Yemane Gebremeskel, Director of the President's Office. (Corinne Archer)

Eritrea downplayed the significance of restricting UN helicopters on Thursday, describing recent remarks by the Ethiopian prime minister as duplicitous.

Speaking to journalists for the first time since Eritrea grounded UN peacekeeping helicopters earlier this month, a senior government official said that recent comments by Ethiopian Prime Minister Meles Zenawi were offensive.

Yemane Ghebremeskel, a presidential adviser in Eritrea, was referring to remarks made by Meles in Addis Ababa on Wednesday. The Ethiopian prime minister told reporters in the capital that the flight restrictions were a violation of the peace agreement signed by the two countries, adding that the UN "should take necessary measures to restore the status quo."

"I find the audacity of the prime minister marvelling," said Ghebremeskel. "If he is serious, it is an extreme case of duplicity because Ethiopia and the prime minister have violated the Algiers Agreement flagrantly and repeatedly."

The Algiers Agreement was signed at the end of the 1998-2000 border war between the two countries, in which an estimated 70,000 people from both sides were killed. Both nations agreed to demarcate their border as decided by an independent boundary commission.

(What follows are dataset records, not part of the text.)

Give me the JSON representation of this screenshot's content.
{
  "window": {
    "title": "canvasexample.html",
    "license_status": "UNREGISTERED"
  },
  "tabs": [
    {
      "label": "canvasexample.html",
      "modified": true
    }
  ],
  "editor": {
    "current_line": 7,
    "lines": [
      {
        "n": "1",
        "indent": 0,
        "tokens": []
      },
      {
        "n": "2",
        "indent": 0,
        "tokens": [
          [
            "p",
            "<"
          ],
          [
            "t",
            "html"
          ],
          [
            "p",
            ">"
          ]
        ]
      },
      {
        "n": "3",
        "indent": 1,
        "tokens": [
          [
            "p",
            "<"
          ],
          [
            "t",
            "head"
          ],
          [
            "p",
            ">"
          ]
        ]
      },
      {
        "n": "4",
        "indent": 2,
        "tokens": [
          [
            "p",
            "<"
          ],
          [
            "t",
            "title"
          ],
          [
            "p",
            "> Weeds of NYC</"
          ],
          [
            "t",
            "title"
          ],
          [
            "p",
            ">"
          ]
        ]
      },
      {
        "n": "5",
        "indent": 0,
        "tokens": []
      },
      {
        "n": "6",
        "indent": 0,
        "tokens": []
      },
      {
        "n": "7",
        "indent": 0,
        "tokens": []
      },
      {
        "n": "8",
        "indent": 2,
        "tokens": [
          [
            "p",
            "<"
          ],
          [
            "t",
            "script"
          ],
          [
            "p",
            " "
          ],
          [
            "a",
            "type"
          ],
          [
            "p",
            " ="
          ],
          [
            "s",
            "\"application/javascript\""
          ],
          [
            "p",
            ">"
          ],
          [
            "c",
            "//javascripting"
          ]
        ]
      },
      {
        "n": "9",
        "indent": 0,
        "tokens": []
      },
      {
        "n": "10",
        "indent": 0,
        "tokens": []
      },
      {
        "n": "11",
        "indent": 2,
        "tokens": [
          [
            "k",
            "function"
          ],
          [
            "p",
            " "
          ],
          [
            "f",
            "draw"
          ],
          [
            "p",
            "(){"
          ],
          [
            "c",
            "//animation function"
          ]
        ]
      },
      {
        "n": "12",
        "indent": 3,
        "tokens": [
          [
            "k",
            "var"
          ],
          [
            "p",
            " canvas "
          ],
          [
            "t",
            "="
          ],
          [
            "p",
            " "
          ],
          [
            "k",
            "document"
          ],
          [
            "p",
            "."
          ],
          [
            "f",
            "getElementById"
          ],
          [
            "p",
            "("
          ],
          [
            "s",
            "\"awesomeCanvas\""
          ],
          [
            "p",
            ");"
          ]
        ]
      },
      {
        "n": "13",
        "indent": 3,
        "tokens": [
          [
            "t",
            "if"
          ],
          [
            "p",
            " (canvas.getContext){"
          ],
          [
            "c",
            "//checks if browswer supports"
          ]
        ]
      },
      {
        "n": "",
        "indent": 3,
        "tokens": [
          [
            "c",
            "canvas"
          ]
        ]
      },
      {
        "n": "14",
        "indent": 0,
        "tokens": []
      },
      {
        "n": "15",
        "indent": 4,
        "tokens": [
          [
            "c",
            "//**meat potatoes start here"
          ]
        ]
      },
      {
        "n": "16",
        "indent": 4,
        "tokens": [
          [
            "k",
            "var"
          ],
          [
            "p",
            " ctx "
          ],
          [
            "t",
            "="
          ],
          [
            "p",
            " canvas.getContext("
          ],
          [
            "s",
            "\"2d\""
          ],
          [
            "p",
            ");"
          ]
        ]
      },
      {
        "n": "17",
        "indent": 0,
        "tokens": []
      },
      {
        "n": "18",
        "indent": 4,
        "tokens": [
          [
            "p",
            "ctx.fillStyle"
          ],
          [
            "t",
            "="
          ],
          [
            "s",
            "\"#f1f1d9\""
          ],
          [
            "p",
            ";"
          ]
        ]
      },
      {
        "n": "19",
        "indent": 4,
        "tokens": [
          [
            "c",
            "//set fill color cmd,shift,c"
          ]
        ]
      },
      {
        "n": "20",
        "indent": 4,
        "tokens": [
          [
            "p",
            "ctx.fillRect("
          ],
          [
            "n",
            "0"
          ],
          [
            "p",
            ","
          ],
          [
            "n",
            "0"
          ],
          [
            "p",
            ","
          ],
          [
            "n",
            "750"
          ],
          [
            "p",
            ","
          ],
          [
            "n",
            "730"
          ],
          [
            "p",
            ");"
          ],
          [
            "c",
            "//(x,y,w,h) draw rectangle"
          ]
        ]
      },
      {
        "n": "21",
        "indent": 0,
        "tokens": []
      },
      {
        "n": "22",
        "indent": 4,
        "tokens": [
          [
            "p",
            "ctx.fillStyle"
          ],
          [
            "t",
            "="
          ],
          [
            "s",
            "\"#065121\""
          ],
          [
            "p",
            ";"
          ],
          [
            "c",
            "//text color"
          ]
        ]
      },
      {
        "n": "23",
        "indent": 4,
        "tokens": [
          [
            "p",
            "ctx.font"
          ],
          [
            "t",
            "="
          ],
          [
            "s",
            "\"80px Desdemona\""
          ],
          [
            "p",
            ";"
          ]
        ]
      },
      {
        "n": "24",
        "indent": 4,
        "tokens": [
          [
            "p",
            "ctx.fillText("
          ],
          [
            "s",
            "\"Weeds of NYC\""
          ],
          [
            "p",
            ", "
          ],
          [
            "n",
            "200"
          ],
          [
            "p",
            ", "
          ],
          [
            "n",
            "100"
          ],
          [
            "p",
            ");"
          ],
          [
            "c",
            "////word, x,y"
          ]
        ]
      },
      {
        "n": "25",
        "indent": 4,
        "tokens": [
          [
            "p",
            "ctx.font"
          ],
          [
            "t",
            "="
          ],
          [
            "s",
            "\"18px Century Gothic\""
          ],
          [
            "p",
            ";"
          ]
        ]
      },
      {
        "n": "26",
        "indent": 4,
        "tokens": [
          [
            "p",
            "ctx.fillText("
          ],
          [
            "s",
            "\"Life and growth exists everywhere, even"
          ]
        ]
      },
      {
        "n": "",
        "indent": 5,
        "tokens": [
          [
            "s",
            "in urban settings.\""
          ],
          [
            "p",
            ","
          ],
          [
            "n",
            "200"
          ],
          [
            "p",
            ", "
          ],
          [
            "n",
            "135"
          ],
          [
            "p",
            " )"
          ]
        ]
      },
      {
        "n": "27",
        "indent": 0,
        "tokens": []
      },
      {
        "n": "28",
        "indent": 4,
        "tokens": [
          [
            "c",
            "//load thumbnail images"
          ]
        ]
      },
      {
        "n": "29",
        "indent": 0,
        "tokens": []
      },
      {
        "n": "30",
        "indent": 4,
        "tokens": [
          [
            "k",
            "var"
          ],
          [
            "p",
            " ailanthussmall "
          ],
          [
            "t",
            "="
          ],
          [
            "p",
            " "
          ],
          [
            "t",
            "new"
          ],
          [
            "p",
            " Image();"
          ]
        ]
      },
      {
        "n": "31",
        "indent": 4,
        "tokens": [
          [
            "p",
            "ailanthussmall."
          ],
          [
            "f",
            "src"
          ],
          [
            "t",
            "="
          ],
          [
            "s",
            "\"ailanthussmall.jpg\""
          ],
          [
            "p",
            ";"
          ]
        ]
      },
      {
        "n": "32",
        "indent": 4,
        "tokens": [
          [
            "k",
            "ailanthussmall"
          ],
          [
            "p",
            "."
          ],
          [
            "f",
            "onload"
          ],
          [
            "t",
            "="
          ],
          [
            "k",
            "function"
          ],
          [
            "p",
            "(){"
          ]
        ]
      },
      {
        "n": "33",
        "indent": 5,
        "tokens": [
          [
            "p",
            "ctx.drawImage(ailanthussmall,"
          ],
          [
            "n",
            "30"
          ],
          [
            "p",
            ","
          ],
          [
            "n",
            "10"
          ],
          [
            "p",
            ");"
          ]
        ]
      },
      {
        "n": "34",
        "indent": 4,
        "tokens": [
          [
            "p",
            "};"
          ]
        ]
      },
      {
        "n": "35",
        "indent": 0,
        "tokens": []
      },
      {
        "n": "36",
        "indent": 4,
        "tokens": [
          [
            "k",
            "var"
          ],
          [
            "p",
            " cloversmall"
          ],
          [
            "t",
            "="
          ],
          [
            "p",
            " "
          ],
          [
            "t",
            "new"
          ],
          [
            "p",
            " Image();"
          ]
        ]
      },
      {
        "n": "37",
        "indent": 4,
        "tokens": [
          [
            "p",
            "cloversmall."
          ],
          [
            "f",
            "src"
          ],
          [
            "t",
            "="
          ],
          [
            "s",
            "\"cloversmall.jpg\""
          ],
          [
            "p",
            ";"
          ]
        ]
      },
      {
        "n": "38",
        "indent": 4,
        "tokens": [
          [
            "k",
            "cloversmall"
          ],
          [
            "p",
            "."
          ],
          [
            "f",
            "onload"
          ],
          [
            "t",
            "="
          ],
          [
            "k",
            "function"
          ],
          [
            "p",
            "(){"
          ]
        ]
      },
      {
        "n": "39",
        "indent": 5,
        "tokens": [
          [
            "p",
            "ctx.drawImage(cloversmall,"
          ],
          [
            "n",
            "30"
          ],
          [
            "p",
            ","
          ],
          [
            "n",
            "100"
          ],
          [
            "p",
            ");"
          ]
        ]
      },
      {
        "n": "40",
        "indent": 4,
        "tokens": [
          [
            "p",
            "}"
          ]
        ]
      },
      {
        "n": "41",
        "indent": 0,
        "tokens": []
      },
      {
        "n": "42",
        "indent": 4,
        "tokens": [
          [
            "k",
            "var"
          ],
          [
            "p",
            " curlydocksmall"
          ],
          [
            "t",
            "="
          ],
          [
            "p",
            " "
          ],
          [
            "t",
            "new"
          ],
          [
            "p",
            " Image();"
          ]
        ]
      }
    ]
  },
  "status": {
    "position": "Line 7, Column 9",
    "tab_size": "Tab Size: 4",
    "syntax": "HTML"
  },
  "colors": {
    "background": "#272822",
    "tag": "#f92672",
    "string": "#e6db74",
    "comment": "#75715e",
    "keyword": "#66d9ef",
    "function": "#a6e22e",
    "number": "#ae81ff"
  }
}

Ethiopia later rejected the commission's decision, however, and the two countries have been locked in a stalemate ever since. While the Ethiopian government has maintained repeatedly that it wants to discuss the issue, it declined an invitation to meet representatives from the boundary commission and Eritrea in London in February. Meanwhile, Eritrea refuses to negotiate an agreement that was meant to be "final and binding".

Eritrea still has not explained why it imposed the helicopter restriction, which has compromised the UN's ability to cover the 1,000-km long and 25-km wide Temporary Security Zone (TSZ) running along the boundary of the two countries.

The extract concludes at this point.